Publications

Oxidation of Ni-Al-base electrodeposited composite coatings. I: Oxidation kinetics and morphology at 800°C

Susan, D.F.; Marder, A.R.

The oxidation of nickel-matrix/aluminum-particle composite coatings was studied using thermogravimetric (TG) analysis in air at 800°C for up to 100 hr. Long-term oxidation behavior was investigated with furnace exposures up to 2000 hr. The coatings were applied to nickel substrates by the composite electrodeposition technique and vacuum heat treated for 3-hr at 825°C prior to oxidation testing.
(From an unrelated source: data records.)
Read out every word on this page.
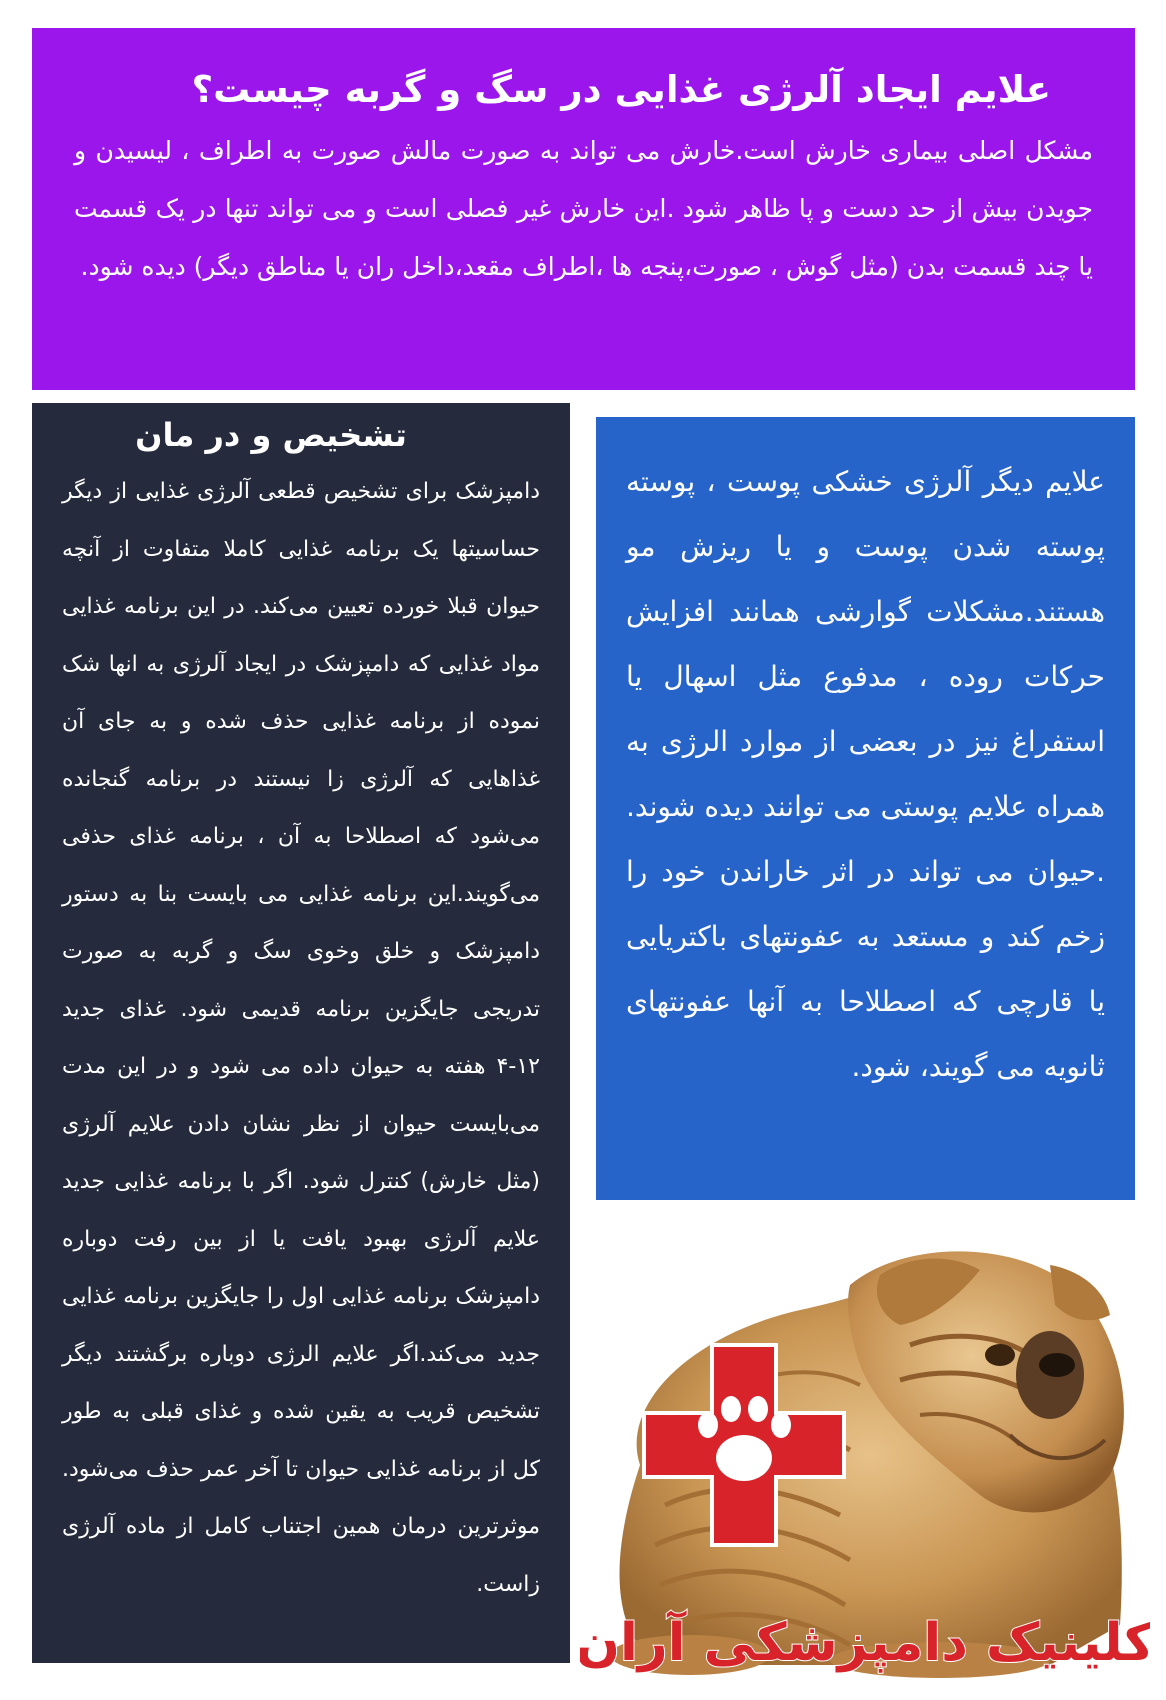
علایم ایجاد آلرژی غذایی در سگ و گربه چیست؟

مشکل اصلی بیماری خارش است.خارش می تواند به صورت مالش صورت به اطراف ، لیسیدن و جویدن بیش از حد دست و پا ظاهر شود .این خارش غیر فصلی است و می تواند تنها در یک قسمت یا چند قسمت بدن (مثل گوش ، صورت،پنجه ها ،اطراف مقعد،داخل ران یا مناطق دیگر) دیده شود.

تشخیص و در مان

دامپزشک برای تشخیص قطعی آلرژی غذایی از دیگر حساسیتها یک برنامه غذایی کاملا متفاوت از آنچه حیوان قبلا خورده تعیین می‌کند. در این برنامه غذایی مواد غذایی که دامپزشک در ایجاد آلرژی به انها شک نموده از برنامه غذایی حذف شده و به جای آن غذاهایی که آلرژی زا نیستند در برنامه گنجانده می‌شود که اصطلاحا به آن ، برنامه غذای حذفی می‌گویند.این برنامه غذایی می بایست بنا به دستور دامپزشک و خلق وخوی سگ و گربه به صورت تدریجی جایگزین برنامه قدیمی شود. غذای جدید ۱۲-۴ هفته به حیوان داده می شود و در این مدت می‌بایست حیوان از نظر نشان دادن علایم آلرژی (مثل خارش) کنترل شود. اگر با برنامه غذایی جدید علایم آلرژی بهبود یافت یا از بین رفت دوباره دامپزشک برنامه غذایی اول را جایگزین برنامه غذایی جدید می‌کند.اگر علایم الرژی دوباره برگشتند دیگر تشخیص قریب به یقین شده و غذای قبلی به طور کل از برنامه غذایی حیوان تا آخر عمر حذف می‌شود. موثرترین درمان همین اجتناب کامل از ماده آلرژی زاست.

علایم دیگر آلرژی خشکی پوست ، پوسته پوسته شدن پوست و یا ریزش مو هستند.مشکلات گوارشی همانند افزایش حرکات روده ، مدفوع مثل اسهال یا استفراغ نیز در بعضی از موارد الرژی به همراه علایم پوستی می توانند دیده شوند. .حیوان می تواند در اثر خاراندن خود را زخم کند و مستعد به عفونتهای باکتریایی یا قارچی که اصطلاحا به آنها عفونتهای ثانویه می گویند، شود.

کلینیک دامپزشکی آران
The heat-treated coatings contained a two-phase γ(Ni) + γ′(Ni3Al) microstructure and the overall coating composition was approximately 7 wt.% Al. Also examined were uncoated nickel substrates and bulk Ni-Al alloys containing 6.2, 9.0, and 14 wt.% Al. For all samples, mass-gain kinetics were obtained from thermogravimetric (TG) experiments and furnace exposures and the composition and morphology of the oxidation products were examined using optical microscopy, scanning-electron microscopy (SEM), electron-probe microanalysis (EPMA), and X-ray diffraction (XRD). An outer NiO layer and an inner γ-Al2O3 layer formed on the composite-coating surface. The addition of a small amount of Si (about 1-2 at.%) was found to have little effect on Ni-Al composite-coating oxidation behavior. The Ni-Al coatings behave similarly to bulk γ + γ′(Ni3Al) or single-phase γ′(Ni3Al). In addition, at lower temperatures, such as 800°C, the coatings benefit from a small grain size that enhances Al diffusion to the surface to form the protective alumina layer. Based on oxidation kinetics and morphology, a critical Al content of about 6 wt.% was found, below which internal oxidation and higher oxidation mass gains were observed.